Which is why you’re turning it now, Adam?
Well, no, but I don’t think that was your goal, so it’s unfair to weigh you on that scale. I mean, I’m glad to know that this book exists, even if you’ve also made me glad to know that no one really wants this book to exist.
I suppose my hackles are raised any time someone with your powerful, literary mind spends time with bad books. It’s one reason I left the academy: the idea of having to read bad books to write literary scholarship seemed like a harsh price to pay after the struggle to get the Ph.D. and (had it ever happened) get an academic position. I’m glad I can spend my time with my high school students reading and discussing and writing about literature that is powerful. And I wish more academic lit scholars fought for that privilege as well.
Again, just being cranky.
Thanks for the reminder just how uneven Burgess could be, but this is surely an outlier (and I’ve read more of him than most, but this is the first I’d heard of this). It was followed by one of his better efforts, the underappreciated ABBA ABBA (Pt I: Keats meets Belli, dies; Pt II: selected Englishings of the latter’s sonnets). For all his incapacity to poeticize (Byrne’s better by a lot but not by enough), he pegged it prosaically (eg Enderby) and was otherwise well served by his gifts for the English language; and then there’s himselfabulized (the 2vol autobiog), and he can even be worthwhile in failing large ambitions (Napoleon’s Symphony). But clearly not this time.
The book is worth picking up for no other reason than AB’s hilarious 3rd person author’s note at the back of the book.
’Powerful, literary mind’ is much too flatteringly put! Yes, of course I see your point. In fact, I’m sitting here sipping my coffee thinking about the implications of what you say.
I do find myself rather drawn to ‘bad’ literature, for want of a better phrase ... and, actually, that’s not it: life is too short to waste on actively bad literature. I am fascinated with a particular sort of aesthetic failure, one that procedes not from mere incompetence but from the over-reaching, or blindspot, or sheer verve of a talented writer. In part this is because I have the sense that precisely a low-level competence is stifling literary culture more generally: hundreds of thousands of books are published every year, and most of them are dully accomplished in their narrow way. I’d prefer something gnarlier, something less conventionally polished. I could go further, as I have done on occasion: competence is killing the novel, and what’s needed (what I try to do in my own writing) is take conventional well-made-novel forms and tones and mess about with them, fuck them up, shake them into messier, uglier, Picassoish shapes.

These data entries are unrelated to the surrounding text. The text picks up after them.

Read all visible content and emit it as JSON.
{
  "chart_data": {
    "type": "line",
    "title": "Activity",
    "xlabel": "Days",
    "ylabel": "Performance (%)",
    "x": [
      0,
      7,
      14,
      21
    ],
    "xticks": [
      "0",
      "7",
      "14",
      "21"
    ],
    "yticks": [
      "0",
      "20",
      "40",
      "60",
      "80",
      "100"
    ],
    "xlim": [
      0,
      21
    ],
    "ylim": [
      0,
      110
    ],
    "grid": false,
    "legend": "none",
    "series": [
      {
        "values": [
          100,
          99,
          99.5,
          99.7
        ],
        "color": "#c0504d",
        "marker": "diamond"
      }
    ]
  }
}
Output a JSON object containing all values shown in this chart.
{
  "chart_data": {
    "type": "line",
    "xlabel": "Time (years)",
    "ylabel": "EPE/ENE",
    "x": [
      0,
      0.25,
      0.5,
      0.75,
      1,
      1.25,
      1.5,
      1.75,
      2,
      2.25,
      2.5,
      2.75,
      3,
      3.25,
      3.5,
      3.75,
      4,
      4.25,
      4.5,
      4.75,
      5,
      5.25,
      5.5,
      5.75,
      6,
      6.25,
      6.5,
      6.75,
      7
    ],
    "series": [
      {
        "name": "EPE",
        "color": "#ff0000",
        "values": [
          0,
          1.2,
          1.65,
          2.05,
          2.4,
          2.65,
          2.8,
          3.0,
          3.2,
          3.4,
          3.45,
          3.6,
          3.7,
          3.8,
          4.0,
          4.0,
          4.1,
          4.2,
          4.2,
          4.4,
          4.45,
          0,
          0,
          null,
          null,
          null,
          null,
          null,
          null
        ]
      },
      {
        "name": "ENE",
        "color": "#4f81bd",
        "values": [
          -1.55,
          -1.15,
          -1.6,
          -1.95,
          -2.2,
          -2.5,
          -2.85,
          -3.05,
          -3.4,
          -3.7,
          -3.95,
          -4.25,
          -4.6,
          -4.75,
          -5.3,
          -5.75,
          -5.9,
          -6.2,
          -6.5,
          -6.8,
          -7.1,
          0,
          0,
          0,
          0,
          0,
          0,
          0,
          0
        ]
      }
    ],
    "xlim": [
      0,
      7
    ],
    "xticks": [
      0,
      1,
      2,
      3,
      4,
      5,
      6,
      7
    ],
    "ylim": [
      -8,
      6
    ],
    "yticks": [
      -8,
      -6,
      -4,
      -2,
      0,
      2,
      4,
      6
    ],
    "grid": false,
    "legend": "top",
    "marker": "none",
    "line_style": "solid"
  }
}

As for reading obscure books, titles left at the wayside by the onrushing Literary Juggernaut: yes, I love doing that. Some of these unconsidered trifles, when picked up, reveal themselves to be not so unconsidered.
Also, like nnyhav, I’ve read a lot of Burgess; and lots of his work is really good. I admire his shamelessness, his unembarassed productivity and the way he gamely had a go at almost every form of literary production. Earthly Powers is prevented from being a great book only by its ending; the Enderby books are patchy but often brilliant; I *loved* Napoleon Symphony, actually; and Clockwork Orange of course, and the two-vol Memoir, and I’ve a lot of time for M/F. What especially interests me about Burgess, I think—as with this Moses thing—is that what makes his exceptionally good is not easily separable from what makes him embarassing, or clumsy, or sometimes just bad.
”...that what makes him exceptionally good… “
It’s those pesky details again.
Matthew: “The book is worth picking up for no other reason than AB’s hilarious 3rd person author’s note at the back of the book.“
Yes! The selfsame ‘pretentious trash’ that annoyed my previous reader. It is splendid.